Turned contended with a pricing structure of “two-third the price of the nearest competitor” and cross platform capabilities, the Microsoft product outpaces its competition. While it is not unusual for tech execs to champion their own products, the noise from Microsoft at this year’s big technology show in Hannover, Germany has been exceptional. The Microsoft surge here has included coming up with a “green” product announcement to match the show’s main theme, a keynote by Steve Ballmer, the appearance by Turner and a sprawling booth. If the thought was that Microsoft might be somewhat reluctant to make a lot of public relations noise following a $1.4 billion fine from the European Union related to monopoly practices, that thought would be really, really wrong.
Turner, the former CIO of WalMart was effusive in his praise of virtualization and in Microsoft’s approach. Microsoft’s Hyper-V is the name given to the company’s hypervisor approach that formerly went under the code name of Viridian.

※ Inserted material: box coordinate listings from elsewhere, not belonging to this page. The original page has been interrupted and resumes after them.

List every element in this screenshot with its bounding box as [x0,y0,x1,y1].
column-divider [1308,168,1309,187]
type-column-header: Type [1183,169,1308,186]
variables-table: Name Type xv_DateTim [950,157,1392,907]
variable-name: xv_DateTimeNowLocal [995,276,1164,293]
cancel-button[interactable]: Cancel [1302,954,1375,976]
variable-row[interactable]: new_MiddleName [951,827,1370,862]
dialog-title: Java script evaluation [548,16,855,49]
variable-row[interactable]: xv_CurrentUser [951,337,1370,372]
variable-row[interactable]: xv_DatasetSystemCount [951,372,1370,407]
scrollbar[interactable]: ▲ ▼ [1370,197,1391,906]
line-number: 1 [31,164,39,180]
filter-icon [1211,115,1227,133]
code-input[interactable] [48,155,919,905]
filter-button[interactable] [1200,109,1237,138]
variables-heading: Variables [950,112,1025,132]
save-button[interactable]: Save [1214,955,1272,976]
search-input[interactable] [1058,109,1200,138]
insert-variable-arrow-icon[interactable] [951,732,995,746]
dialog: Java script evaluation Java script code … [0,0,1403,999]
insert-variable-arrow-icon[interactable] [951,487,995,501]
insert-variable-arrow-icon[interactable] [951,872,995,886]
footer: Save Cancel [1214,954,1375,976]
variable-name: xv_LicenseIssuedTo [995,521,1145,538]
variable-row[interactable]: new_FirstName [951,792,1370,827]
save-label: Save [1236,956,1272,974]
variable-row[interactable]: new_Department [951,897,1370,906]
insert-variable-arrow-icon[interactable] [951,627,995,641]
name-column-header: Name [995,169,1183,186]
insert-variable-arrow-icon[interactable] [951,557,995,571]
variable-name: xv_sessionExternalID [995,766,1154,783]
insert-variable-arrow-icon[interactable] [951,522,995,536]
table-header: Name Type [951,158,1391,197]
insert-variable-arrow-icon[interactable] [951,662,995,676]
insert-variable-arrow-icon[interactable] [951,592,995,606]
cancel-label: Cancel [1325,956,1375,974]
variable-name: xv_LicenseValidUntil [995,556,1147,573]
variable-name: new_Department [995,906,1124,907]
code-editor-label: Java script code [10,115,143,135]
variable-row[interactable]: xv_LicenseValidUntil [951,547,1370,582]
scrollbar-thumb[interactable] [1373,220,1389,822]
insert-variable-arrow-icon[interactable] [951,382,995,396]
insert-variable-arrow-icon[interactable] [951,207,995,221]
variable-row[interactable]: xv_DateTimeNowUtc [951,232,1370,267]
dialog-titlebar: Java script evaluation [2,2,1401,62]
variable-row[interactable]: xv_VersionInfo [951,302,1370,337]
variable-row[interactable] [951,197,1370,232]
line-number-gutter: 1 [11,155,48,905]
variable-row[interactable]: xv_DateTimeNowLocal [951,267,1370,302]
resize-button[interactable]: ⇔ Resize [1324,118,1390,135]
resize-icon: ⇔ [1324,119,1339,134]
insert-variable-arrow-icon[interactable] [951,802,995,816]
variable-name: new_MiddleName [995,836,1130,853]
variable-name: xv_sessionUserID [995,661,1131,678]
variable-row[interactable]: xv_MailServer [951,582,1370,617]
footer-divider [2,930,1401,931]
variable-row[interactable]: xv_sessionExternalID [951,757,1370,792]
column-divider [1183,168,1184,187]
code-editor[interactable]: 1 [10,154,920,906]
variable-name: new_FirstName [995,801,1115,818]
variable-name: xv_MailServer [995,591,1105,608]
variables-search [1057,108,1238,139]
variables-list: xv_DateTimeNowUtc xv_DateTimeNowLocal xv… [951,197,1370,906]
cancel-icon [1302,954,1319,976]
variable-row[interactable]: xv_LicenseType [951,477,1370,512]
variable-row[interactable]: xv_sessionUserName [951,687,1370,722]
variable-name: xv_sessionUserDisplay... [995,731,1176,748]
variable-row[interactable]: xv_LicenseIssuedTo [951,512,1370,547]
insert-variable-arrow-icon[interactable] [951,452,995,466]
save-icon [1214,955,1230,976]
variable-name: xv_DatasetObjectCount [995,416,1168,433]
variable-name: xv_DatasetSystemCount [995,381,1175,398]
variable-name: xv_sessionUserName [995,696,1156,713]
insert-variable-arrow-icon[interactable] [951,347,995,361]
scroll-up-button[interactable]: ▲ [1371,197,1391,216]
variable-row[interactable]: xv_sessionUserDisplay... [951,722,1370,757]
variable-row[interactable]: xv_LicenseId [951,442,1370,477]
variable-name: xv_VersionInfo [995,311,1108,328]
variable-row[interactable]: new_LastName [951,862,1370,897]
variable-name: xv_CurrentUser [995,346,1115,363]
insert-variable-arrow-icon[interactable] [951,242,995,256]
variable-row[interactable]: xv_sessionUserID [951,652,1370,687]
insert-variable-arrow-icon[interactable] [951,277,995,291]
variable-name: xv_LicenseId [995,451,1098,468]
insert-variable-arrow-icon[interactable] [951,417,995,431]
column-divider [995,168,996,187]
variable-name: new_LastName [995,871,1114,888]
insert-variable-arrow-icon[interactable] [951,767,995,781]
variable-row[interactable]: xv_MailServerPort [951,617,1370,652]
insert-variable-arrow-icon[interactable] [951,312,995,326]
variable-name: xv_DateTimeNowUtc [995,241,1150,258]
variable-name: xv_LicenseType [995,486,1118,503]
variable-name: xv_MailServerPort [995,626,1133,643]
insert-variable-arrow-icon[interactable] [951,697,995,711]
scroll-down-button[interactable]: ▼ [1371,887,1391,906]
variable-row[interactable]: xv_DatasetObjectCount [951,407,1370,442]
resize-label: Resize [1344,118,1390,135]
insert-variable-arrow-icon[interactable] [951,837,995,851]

Virtualization will “have a significant impact” on the value IT delivers to business, Turner noted. Part of that impact will be the ability for the CIO to “save a lot of money,” he said.
Virtualization, along with mobility, collaboration and knowledge management represents four of the most rapidly advancing technologies said Turner. Those four technologies were also the ones championed by Ballmer a day earlier at CeBIT.
He also mentioned Microsoft’s recent announcements regarding interoperabilityas a significant and “important strategic shift” for the company. He also championed the idea of software plus services as more flexible for the corporate IT executive as opposed to vendors solely offering software as a service . In response to audience questions about pricing Microsoft products at a lower rate for developing countries, he said the company has recently made pricing moves that address that issue.
One continuing concern for the company is piracy of its products. Price cutting, “does not fix piracy,” said Turner who added that the piracy issue has been a “real learning curve to me.” He said the company continues to investigate new methods for combating piracy.